Une dissolution, fruit hasardeux de la décision d’un Exécutif isolé et rattrapé par ses multiples erreurs d’appréciation, des élections législatives aboutissant à un blocage inédit de nos institutions avec l’absence d’émergence d’une majorité suffisante pour conduire une politique de réparation du gâchis occasionné par le leurre du « En même temps » et la disparition de convictions réelles au sein des ex-partis dits « de gouvernement », le lamentable spectacle d’une Assemblée nationale supposée représenter les aspirations du peuple souverain et se perdant inexorablement aux yeux de l’opinion dans des criailleries ineptes, la messe est dite sur la mort du cadre légué par le Général de Gaulle pour sortir la France de l’ornière de ses travers politiques ancestraux et corriger les dérives mortifères de la IVe République après le naufrage de la IIIe République en 1940.

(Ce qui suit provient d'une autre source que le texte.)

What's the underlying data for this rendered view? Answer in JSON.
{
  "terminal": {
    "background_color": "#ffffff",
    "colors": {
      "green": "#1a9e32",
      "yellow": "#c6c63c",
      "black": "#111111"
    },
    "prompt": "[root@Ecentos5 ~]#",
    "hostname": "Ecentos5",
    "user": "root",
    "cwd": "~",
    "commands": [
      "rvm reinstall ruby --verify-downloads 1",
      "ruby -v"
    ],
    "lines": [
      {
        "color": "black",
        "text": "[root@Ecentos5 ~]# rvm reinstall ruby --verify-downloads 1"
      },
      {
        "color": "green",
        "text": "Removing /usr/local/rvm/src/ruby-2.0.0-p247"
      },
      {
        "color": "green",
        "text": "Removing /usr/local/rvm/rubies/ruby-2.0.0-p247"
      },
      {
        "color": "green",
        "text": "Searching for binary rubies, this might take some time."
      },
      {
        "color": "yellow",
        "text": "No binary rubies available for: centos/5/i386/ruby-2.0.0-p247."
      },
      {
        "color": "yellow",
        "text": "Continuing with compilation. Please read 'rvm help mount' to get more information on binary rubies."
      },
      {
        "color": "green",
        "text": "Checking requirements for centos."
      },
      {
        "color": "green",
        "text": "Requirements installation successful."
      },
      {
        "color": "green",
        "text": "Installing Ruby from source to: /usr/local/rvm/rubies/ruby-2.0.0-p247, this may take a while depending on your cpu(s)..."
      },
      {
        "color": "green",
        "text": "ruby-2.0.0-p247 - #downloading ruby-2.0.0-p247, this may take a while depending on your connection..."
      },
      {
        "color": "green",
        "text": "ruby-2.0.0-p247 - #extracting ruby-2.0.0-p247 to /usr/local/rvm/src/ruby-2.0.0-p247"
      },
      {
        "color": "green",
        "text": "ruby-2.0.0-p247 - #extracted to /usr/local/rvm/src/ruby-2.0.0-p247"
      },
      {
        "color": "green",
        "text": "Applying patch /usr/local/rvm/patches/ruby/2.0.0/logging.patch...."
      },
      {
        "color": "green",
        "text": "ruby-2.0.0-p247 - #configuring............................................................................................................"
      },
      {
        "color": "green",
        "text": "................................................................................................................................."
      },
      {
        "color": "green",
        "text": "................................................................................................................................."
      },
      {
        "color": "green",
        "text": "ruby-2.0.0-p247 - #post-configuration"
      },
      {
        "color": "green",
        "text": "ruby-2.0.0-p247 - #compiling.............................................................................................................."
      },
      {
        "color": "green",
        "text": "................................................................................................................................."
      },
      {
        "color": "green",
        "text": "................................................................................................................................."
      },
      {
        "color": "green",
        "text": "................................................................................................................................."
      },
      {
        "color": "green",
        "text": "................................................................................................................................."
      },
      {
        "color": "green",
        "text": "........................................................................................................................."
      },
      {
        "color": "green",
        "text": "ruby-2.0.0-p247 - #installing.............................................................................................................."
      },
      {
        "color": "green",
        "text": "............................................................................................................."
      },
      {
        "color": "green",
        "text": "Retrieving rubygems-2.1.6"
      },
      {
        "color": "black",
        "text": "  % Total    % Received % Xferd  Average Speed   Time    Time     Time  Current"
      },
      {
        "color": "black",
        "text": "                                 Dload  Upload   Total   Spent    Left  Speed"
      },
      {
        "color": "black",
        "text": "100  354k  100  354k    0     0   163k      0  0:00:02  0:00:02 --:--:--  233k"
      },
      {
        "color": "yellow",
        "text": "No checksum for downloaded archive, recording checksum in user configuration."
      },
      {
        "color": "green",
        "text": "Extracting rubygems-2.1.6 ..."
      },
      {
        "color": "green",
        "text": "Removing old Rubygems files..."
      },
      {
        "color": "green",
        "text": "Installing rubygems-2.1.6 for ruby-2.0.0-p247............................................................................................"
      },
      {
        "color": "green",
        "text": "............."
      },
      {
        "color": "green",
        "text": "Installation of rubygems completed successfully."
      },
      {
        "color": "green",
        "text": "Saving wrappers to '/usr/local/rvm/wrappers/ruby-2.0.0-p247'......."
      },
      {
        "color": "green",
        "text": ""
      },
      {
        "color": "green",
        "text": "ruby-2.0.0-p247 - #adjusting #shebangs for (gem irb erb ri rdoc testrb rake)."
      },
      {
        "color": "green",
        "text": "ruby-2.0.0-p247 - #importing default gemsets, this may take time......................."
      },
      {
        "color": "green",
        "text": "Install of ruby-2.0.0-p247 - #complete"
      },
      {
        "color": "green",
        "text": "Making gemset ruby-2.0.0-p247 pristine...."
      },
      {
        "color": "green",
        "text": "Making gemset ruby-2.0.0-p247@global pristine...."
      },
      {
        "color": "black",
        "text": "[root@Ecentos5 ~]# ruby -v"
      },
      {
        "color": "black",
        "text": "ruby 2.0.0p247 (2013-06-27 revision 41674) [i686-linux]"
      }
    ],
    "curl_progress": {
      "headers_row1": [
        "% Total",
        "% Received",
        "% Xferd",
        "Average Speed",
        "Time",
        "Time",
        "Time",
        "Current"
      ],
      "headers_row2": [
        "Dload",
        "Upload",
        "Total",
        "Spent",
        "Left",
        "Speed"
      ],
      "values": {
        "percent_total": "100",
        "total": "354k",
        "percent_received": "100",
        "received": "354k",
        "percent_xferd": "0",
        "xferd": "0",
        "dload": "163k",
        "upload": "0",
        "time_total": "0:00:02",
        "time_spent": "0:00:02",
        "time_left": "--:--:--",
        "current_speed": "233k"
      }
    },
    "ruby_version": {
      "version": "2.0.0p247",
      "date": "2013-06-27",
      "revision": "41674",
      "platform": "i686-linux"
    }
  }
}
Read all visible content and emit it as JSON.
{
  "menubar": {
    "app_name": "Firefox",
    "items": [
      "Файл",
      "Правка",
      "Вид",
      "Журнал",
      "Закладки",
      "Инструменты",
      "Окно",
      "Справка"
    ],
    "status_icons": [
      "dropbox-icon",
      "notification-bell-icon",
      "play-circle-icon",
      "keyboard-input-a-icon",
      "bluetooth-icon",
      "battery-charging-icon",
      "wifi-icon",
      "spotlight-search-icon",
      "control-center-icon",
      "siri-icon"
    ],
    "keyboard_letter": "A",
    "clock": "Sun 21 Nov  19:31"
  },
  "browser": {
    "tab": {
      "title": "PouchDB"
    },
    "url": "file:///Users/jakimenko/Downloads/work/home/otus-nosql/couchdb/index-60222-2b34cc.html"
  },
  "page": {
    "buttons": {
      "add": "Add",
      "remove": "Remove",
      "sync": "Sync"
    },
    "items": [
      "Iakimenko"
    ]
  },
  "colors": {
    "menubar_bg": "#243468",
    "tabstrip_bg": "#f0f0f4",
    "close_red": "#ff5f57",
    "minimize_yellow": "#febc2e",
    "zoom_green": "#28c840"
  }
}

Divisions et absence de cap clair, abandon d’une vision prospective et incapacité de rebond pour faire face à un monde en profonde reconfiguration où plus rien ne ressemble à ce qui constituait au sortir de la Deuxième Guerre mondiale le périmètre de nos possibles et de nos espérances de progression,
nous sommes à un tournant crucial et nous ne voulons pas le voir.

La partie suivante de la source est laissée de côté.